Pronunciation respelling name
- Pronunciation respelling: ZHAH-NG-ghee-yah

= Janggiya =

Manchu clan and family name

Janggiya is a Manchu clan and family name recorded as one of the Eight Great Manchu noble clans in some historical documents. Derived from the place name Janggiya, the clan traces its ancestry to Mudu Bayan, whose descendants settled in various regions and gradually joined to Nurhaci in the founding of Later Jin. Following the fall of the Qing dynasty, members of the clan largely adopted Chinese surnames such as Zhang (张), Yin (尹), Zhang (章), Che (车), Jiang (姜), Ying (英), Ning (宁), and Dun (敦).

== Overview ==
The most prominent lineage descended from Hurhu Cangginai, a grandson of Mudu Bayan. His descendants included the statesman Agui, who served as Grand Secretary of the Wuying Hall (武英殿大學士) and Grand Councillor (軍機大臣) and was granted noble title of Duke First Class (一等公爵) for his military achievements in the Jinchuan campaigns.

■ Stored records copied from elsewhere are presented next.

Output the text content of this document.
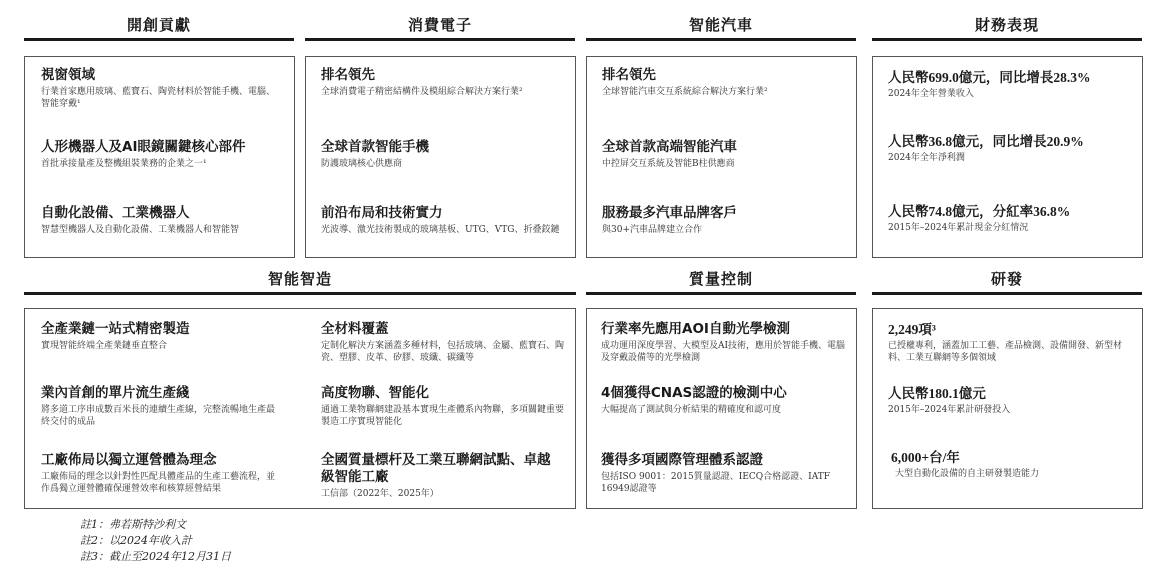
開創貢獻	消費電子	智能汽車	財務表現
視窗領域
行業首家應用玻璃、藍寶石、陶瓷材料於智能手機、電腦、智能穿戴¹
人形機器人及AI眼鏡關鍵核心部件
首批承接量產及整機組裝業務的企業之一¹
自動化設備、工業機器人
智慧型機器人及自動化設備、工業機器人和智能智
排名領先
全球消費電子精密結構件及模組綜合解決方案行業²
全球首款智能手機
防護玻璃核心供應商
前沿布局和技術實力
光波導、激光技術製成的玻璃基板、UTG、VTG、折叠鉸鏈
排名領先
全球智能汽車交互系統綜合解決方案行業²
全球首款高端智能汽車
中控屏交互系統及智能B柱供應商
服務最多汽車品牌客戶
與30+汽車品牌建立合作
人民幣699.0億元，同比增長28.3%
2024年全年營業收入
人民幣36.8億元，同比增長20.9%
2024年全年淨利潤
人民幣74.8億元，分紅率36.8%
2015年–2024年累計現金分紅情況
智能智造	質量控制	研發
全產業鏈一站式精密製造
實現智能終端全產業鏈垂直整合
全材料覆蓋
定制化解決方案涵蓋多種材料，包括玻璃、金屬、藍寶石、陶瓷、塑膠、皮革、矽膠、玻纖、碳纖等
業內首創的單片流生產綫
將多道工序串成數百米長的連續生產線，完整流暢地生產最終交付的成品
高度物聯、智能化
通過工業物聯網建設基本實現生產體系內物聯，多項關鍵重要製造工序實現智能化
工廠佈局以獨立運營體為理念
工廠佈局的理念以針對性匹配具體產品的生產工藝流程，並作爲獨立運營體確保運營效率和核算經營結果
全國質量標杆及工業互聯網試點、卓越級智能工廠
工信部（2022年、2025年）
行業率先應用AOI自動光學檢測
成功運用深度學習、大模型及AI技術，應用於智能手機、電腦及穿戴設備等的光學檢測
4個獲得CNAS認證的檢測中心
大幅提高了測試與分析結果的精確度和認可度
獲得多項國際管理體系認證
包括ISO 9001：2015質量認證、IECQ合格認證、IATF 16949認證等
2,249項³
已授權專利，涵蓋加工工藝、產品檢測、設備開發、新型材料、工業互聯網等多個領域
人民幣180.1億元
2015年–2024年累計研發投入
6,000+台/年
大型自動化設備的自主研發製造能力
註1：弗若斯特沙利文
註2：以2024年收入計
註3：截止至2024年12月31日
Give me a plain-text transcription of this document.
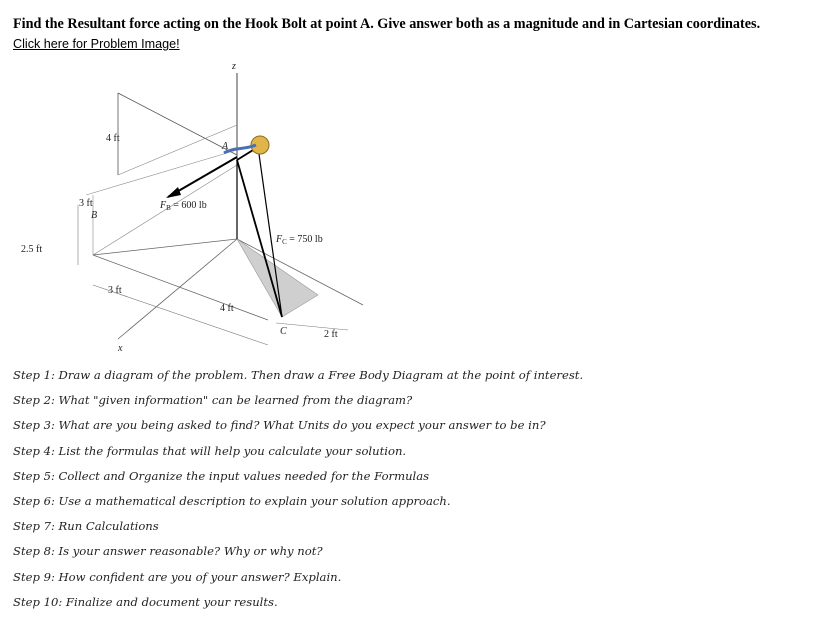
Find the Resultant force acting on the Hook Bolt at point A. Give answer both as a magnitude and in Cartesian coordinates.
Click here for Problem Image!
z
x
A
B
C
4 ft
3 ft
2.5 ft
3 ft
4 ft
2 ft
$F_B = 600$ lb
$F_C = 750$ lb
Step 1: Draw a diagram of the problem. Then draw a Free Body Diagram at the point of interest.
Step 2: What "given information" can be learned from the diagram?
Step 3: What are you being asked to find? What Units do you expect your answer to be in?
Step 4: List the formulas that will help you calculate your solution.
Step 5: Collect and Organize the input values needed for the Formulas
Step 6: Use a mathematical description to explain your solution approach.
Step 7: Run Calculations
Step 8: Is your answer reasonable? Why or why not?
Step 9: How confident are you of your answer? Explain.
Step 10: Finalize and document your results.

Other distinguished descendants of Mudu Bayan who produced notable officials such as Yentai, Grand Secretary of the Dongge Hall and Minister of War, and his son Yengišan, a jinshi graduate who eventually become Grand Secretary of the Wenhua Hall. Several members of the clan also held hereditary titles and distinguished themselves in campaigns against the Ming, the Dzungars, and other enemies of the Qing.

In addition to the descendants of Mudu Bayan, historical records mention other Janggiya lineages, including families settled at Mardun Janggiya, Bardu, Maca, and the Changbai Mountains, many of whose members earned minor hereditary ranks and military honors through service to the Qing dynasty.